Nyunyai emphasises the social impact of e-learning, including: solving issues of limited access to educational technologies; acceptance of blended learning; designing content based on learner needs; pricing and distribution; contributing to digital literacy and digital inclusion.

She envisions a future where blended learning becomes integral to the education sector, providing equal access to quality education and bridging the digital divide.

As a role model for women and girls, her legacy will continue to inspire and motivate generations to come.

Cydee Dlamini, who has worked with her since 2019, after graduating from university, as an editor, script writer and voice over artist in some of the videos, considers Nyunyai her role model, while Mbire values her guidance and mentorship.

“She is an inspirational, hardworking and goal-driven person with a passion to see the project to its next level.

“She is such an enterprising woman, who has empowered herself to rise to the top, and be exemplary to other women out there,” says 28-year-old Cydee.

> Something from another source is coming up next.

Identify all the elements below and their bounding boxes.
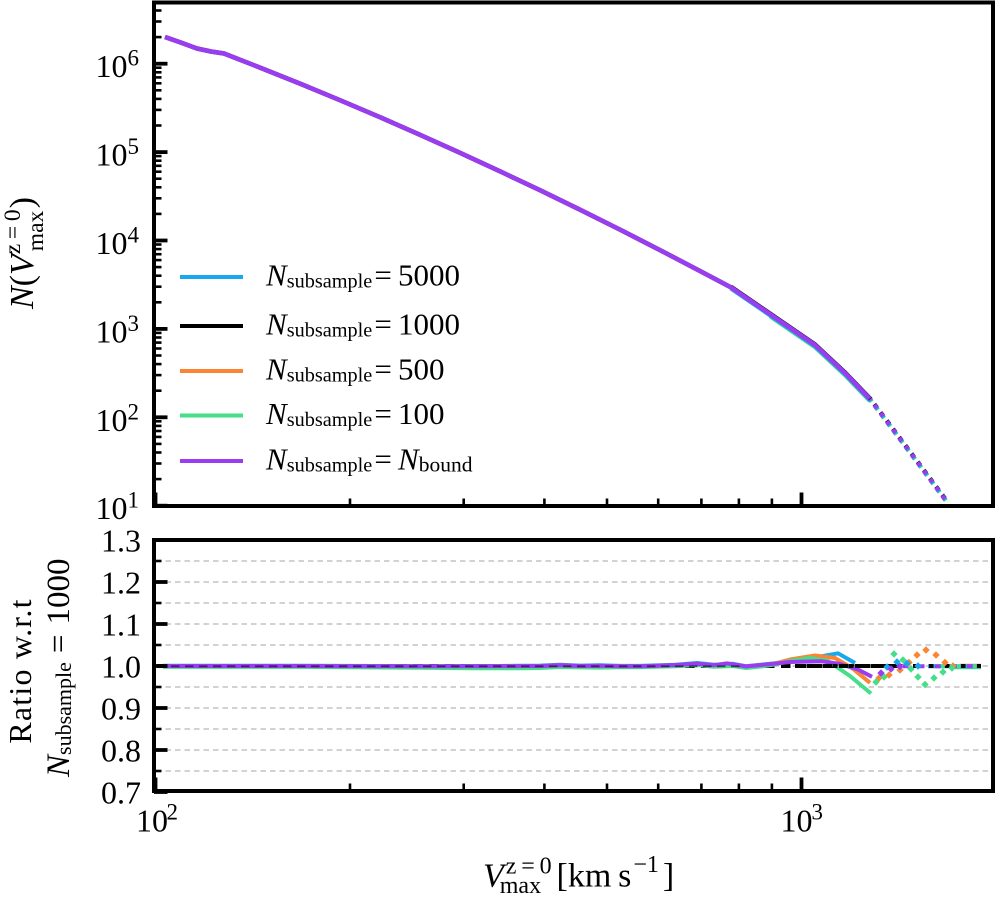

Says Mbire: “What I liked about joining Spring Hub was her vision. She was technology driven.

“Nyunyai is not bossy. She lets you lead the department; welcomes new ideas, and encourages others. She is a good guide, a mentor; and a good listener.”

Both Cydee and Mbire laud Nyunyai for her vision, passion, leadership acumen, and empowering nature. They appreciate her technology-driven approach and willingness to listen, and encourage new ideas.

Under her guidance, Spring Hub Publishing won the ZITF 2022 First Time Exhibitor Silver Award, and the Zim CEOs Network

Awards 2023—Gold for Excellence in Publishing and Leader of Impact Award.

Nyunyai cites work ethic, integrity, dedication, prayerfulness, and effort implanted in her DNA by her father as the driving forces behind her success.

As a leader, she is dedicated to fostering a culture of collaboration and inclusivity.

“Everyone has a unique perspective and contribution to make,” she underscores. “By working together and holding each other’s hand, we can achieve remarkable things.”

Through her tireless efforts, she continues to inspire a new generation of innovators and change-makers. Her legacy is one of empowerment, progress, and a commitment to shaping a brighter future for all.

These initiatives and impact demonstrate Nyunyai’s commitment to innovation and excellence in education, and her dedication to making a positive difference in the lives of Zimbabwean learners.